My new school: conditions great. Expectations: very high, esp for traditional teaching of Latin. I am by no means a traditional teacher of Latin. I have two years of high school Latin in the mid-50s – that’s it. The rest is self-taught (which means quite a few hours over 30 year period of self-instruction in Latin – that’s another issue, the time devoted to reading and study, even of things seemingly irrelevant – who thought I’d ever teach Russian or Latin all the while I was studying them. I even became a Dobro Slovo initiate in the 70s, well before I ever started teaching (that’s a Russian honor society)

……. anyway, I digress, too. So in my new school, I faced the prospect of people bursting into my room and demanding my students decline something. So my very first day, I talked Latin to them. I introduced the, to them, novel idea of doing a self-portrait in Latin words and presenting it. I talked enough Latin and we read enough Latin that I was able to take the grammatical knowledge the advanced students had and show them how it applies to actual Latin.
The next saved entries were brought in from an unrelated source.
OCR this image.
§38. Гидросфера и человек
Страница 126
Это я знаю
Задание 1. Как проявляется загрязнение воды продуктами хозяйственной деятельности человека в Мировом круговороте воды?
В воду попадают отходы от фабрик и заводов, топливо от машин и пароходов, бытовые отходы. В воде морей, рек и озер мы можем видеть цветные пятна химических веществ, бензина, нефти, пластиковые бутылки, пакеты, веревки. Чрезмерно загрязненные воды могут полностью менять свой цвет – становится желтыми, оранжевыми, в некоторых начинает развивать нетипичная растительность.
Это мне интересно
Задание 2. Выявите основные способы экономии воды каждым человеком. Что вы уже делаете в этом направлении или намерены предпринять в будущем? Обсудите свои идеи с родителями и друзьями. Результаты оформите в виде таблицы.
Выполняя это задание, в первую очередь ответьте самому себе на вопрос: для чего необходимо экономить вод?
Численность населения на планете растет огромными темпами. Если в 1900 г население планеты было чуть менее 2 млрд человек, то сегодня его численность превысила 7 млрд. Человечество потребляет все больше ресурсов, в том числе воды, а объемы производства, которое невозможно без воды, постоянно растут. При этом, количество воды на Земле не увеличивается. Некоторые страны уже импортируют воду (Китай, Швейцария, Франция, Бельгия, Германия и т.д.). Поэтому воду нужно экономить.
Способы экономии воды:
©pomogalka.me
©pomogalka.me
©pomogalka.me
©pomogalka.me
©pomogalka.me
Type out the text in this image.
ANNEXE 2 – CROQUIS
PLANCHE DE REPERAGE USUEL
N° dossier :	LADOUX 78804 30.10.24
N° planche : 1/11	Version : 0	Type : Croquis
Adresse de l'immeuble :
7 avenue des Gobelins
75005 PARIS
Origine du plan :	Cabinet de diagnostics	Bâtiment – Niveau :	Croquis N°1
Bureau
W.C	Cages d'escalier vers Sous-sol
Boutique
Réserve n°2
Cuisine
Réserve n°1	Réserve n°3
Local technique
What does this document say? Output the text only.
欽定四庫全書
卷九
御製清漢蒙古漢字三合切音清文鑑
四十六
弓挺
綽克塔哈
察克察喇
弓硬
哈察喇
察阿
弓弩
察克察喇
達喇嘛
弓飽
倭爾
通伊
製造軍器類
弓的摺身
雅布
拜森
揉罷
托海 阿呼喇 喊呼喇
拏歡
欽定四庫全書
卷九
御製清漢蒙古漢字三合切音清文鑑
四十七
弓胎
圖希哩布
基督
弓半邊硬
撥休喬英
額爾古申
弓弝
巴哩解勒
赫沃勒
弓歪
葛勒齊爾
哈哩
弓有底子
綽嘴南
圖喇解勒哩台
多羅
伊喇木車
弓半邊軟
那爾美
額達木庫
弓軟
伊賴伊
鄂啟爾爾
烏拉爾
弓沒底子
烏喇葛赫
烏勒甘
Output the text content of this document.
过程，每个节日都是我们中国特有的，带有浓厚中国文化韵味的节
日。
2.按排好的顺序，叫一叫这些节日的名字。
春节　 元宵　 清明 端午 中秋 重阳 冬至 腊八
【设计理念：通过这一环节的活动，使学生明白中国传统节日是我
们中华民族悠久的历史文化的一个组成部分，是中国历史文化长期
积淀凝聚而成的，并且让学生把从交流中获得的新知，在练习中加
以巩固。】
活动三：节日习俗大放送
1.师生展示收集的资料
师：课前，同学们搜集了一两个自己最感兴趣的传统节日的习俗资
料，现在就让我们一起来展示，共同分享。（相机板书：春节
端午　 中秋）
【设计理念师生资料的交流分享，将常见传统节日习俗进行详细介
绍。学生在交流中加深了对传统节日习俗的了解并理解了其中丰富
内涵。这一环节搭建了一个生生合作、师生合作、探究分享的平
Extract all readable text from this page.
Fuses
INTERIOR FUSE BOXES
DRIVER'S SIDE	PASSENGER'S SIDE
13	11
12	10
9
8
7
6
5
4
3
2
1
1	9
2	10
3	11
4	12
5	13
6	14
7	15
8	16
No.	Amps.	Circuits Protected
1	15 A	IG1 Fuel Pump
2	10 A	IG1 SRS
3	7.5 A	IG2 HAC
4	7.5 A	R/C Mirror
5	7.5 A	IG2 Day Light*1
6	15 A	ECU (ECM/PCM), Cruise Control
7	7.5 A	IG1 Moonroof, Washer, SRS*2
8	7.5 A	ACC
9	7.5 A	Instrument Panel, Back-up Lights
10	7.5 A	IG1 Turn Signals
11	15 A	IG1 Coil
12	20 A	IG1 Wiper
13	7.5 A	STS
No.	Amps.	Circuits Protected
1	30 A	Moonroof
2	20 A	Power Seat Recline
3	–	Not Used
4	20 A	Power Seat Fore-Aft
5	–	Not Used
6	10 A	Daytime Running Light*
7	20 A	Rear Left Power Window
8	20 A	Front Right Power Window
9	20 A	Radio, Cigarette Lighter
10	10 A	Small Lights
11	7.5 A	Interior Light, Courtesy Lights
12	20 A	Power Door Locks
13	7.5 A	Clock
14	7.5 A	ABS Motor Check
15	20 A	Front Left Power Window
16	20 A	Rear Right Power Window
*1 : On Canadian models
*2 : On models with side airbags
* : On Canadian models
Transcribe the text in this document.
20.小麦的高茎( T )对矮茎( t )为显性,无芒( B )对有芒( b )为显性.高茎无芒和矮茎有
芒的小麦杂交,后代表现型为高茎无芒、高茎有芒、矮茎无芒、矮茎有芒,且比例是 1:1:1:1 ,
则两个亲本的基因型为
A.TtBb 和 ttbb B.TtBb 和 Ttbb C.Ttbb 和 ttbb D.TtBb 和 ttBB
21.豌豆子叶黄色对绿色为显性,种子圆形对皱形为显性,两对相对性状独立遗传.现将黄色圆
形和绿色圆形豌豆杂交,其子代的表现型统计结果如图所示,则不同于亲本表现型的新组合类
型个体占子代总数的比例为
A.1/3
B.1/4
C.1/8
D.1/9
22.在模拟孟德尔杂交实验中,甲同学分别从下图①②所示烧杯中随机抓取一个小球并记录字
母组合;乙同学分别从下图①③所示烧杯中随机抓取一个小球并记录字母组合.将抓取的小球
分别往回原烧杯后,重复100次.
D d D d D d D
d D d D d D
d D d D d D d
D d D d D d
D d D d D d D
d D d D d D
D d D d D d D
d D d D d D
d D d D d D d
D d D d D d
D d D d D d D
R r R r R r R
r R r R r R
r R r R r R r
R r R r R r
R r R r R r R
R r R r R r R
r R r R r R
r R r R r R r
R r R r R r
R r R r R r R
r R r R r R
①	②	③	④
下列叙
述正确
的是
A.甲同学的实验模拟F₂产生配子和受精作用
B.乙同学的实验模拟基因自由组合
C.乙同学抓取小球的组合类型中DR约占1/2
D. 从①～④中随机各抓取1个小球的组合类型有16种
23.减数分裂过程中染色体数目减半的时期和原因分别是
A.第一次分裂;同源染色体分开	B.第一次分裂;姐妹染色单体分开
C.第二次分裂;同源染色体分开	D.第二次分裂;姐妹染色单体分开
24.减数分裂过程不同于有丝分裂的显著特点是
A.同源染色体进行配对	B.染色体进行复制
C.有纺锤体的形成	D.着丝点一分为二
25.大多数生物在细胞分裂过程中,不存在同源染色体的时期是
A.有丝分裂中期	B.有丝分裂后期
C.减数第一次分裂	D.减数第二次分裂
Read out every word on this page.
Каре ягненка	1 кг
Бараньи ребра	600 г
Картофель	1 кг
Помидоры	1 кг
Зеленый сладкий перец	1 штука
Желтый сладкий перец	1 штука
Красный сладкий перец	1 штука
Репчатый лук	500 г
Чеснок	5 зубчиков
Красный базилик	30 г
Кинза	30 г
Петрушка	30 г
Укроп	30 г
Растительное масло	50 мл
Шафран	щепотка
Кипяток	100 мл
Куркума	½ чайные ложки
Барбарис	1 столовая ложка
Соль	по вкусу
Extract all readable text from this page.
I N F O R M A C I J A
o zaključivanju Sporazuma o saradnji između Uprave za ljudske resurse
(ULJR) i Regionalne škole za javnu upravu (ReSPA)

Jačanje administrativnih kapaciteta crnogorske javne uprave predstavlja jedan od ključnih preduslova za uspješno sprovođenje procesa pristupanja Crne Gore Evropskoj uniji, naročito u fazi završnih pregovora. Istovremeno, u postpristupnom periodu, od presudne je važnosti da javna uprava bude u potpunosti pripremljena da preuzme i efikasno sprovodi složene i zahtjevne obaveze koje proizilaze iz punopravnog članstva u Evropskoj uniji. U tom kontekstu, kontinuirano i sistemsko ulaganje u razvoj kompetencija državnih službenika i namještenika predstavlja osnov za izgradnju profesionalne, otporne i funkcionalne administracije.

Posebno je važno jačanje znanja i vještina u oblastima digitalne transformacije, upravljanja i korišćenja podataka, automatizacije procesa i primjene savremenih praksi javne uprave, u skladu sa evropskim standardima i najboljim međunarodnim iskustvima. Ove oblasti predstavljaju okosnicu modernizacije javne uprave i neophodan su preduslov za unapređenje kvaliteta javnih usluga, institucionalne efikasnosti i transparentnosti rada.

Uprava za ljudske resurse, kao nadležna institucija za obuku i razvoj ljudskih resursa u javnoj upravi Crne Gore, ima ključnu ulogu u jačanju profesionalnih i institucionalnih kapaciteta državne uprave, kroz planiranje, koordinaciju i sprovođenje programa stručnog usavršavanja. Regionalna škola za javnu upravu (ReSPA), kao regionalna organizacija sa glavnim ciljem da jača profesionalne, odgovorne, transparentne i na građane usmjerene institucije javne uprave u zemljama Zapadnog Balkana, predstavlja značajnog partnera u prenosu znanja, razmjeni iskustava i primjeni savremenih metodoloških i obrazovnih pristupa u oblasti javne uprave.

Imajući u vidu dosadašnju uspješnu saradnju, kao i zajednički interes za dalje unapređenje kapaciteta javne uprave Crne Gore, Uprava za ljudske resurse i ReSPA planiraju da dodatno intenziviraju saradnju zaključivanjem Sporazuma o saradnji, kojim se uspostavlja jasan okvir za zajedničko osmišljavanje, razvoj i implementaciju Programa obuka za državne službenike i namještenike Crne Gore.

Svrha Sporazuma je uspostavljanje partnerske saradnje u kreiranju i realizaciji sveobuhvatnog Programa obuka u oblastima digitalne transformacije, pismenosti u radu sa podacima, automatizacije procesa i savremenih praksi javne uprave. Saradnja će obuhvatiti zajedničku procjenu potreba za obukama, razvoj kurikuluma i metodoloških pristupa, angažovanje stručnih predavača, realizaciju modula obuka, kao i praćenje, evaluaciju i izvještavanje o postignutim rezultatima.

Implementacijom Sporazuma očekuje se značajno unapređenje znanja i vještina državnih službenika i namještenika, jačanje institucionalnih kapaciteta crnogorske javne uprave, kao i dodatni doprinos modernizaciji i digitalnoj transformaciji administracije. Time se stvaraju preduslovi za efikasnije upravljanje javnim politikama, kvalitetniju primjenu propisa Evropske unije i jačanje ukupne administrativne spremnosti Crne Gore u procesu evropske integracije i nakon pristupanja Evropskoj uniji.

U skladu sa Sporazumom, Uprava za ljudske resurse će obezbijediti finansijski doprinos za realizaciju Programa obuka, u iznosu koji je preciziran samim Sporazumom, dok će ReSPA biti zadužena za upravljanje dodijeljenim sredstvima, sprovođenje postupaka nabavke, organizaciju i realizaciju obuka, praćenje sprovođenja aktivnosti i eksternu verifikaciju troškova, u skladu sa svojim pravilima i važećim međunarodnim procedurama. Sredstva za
All they had ever done was translate.

So within a couple of days, parents were calling the school telling admin how much their kids liked Latin now. (I found out I’ve increased my enrollment for first year for next year by 50% – my goal is to build the program to where they can get students for AP Latin – even though I don’t like AP anything). As time wore on, students became even more enthusiastic and their parents along with them and then the faculty. So by the fifth or sixth week they were asking me to finish out the semester, then the year. Finally, they asked me to commit to two more years at least, which I did.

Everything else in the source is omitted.